Comment #2 on issue 256 by [email protected]: [patch] decrease resident memory usage.
http://code.google.com/p/address-sanitizer/issues/detail?id=256

My use case is the binary that contains all the unit tests for the base library, it contains a lot of small and some huge allocations. The huge allocations (a few mmap of 256MiB) are quite rare but enough to have an impact on the amount of resident memory consumed by Asan's shadow memory.

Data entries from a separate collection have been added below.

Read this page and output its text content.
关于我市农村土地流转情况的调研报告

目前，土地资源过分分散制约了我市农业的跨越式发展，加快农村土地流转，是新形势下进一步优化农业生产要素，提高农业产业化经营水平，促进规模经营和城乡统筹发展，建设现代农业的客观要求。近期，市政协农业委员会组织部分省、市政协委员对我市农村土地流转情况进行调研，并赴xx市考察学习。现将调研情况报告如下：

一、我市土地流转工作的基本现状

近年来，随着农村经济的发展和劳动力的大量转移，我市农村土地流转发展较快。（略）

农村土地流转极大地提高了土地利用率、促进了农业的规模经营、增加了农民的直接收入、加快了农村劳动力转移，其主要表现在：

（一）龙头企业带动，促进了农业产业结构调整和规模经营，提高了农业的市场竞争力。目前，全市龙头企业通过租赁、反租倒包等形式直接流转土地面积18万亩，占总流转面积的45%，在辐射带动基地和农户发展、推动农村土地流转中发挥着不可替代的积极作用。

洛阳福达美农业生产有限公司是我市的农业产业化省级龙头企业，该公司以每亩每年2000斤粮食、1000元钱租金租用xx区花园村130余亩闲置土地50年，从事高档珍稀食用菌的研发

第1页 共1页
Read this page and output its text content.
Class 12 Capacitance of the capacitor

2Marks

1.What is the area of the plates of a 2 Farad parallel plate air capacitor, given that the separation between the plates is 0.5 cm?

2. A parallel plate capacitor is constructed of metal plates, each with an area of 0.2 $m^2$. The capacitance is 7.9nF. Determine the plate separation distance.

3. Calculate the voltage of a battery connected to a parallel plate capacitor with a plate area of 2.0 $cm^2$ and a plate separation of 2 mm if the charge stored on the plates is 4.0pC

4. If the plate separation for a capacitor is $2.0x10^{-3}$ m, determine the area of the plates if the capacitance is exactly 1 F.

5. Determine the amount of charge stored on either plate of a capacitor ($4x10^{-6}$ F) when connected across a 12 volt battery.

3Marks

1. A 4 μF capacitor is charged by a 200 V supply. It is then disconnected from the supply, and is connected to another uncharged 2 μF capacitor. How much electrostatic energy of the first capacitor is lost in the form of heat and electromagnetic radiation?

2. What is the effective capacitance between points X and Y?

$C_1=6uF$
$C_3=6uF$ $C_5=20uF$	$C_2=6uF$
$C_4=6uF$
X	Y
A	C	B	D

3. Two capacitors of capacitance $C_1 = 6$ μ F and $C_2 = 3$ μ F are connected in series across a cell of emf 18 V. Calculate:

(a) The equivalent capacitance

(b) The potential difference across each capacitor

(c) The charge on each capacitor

I ran the attached benchmark (a binary tree with resizable arrays in the nodes) on a Linux desktop (Linux 3.8). This gave the following result (best occurrence given for both):
* without my patch:
        User time (seconds): 77.39
        System time (seconds): 0.26
        Maximum resident set size (kbytes): 500176

* with my patch:
        User time (seconds): 77.42
        System time (seconds): 0.30
        Maximum resident set size (kbytes): 499168

AFAICT, the difference in term of performance is well under the measure error threshold, so I tend to conclude that the patch has no noticeable impact on performance (or at most a very tiny slowdown).

In both cases, the program was compiles with clang 3.4 with the following command line:

 clang -O2 -g -fsanitize=address -o blah blah.c

Let me know if you have a better idea for a meaningful benchmark.